K. sıcak odadaki yardımcıların ve hizmetçilerin kalabalığından kurtulduğu için sevinmişti önce. Hafif bir don vardı, kar sıkılaşmış, üzerinde yürümek kolaylaşmıştı. Ama hava kararmaya başlamıştı tabii; K. adımlarını hızlandırdı.

Silueti silinmeye başlamış olan şato her zamanki sessizliğine bürünmüştü; K. şimdiye kadar orada en ufak bir yaşam belirtisi bile görememişti, belki bu kadar uzaktan bir şey seçebilmek mümkün bile değildi, ama gözler yine de bunu istiyor ve sessizliğe katlanamıyordu.

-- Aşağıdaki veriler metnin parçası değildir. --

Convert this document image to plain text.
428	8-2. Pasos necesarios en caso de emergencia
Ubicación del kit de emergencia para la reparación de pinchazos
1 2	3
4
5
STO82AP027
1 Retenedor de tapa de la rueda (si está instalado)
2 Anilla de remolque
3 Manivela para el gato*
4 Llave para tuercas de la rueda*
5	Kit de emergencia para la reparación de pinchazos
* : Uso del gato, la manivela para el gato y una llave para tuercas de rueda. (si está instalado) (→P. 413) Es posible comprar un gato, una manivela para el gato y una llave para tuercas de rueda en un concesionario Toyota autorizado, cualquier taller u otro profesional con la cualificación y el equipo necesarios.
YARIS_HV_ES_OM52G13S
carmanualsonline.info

K. şatoya baktığında, sessizce oturmuş önüne bakan birini gözetlermiş gibi oluyordu bazen; bu kişi düşüncelere dalmış ve kendini her şeye kapatmış değil, rahat ve kaygısız gibi dururdu; sanki yalnızdı ve kimse onu gözetlemiyordu, sonra gözetlendiğini fark etmek zorunda kalırdı, ama bu onun huzurunu zerre kadar bozmazdı ve gerçekten de –bunun neden mi, yoksa sonuç mu olduğu bilinmezdi– gözetleyenin bakışları bir noktada sabitlenemez ve kayıp giderdi. Bu izlenim, bugün havanın erken kararması sonucu daha da güçlenmişti; K. ne kadar çok bakarsa, o kadar az seçebiliyor, her şey karanlığa daha çok gömülüyordu.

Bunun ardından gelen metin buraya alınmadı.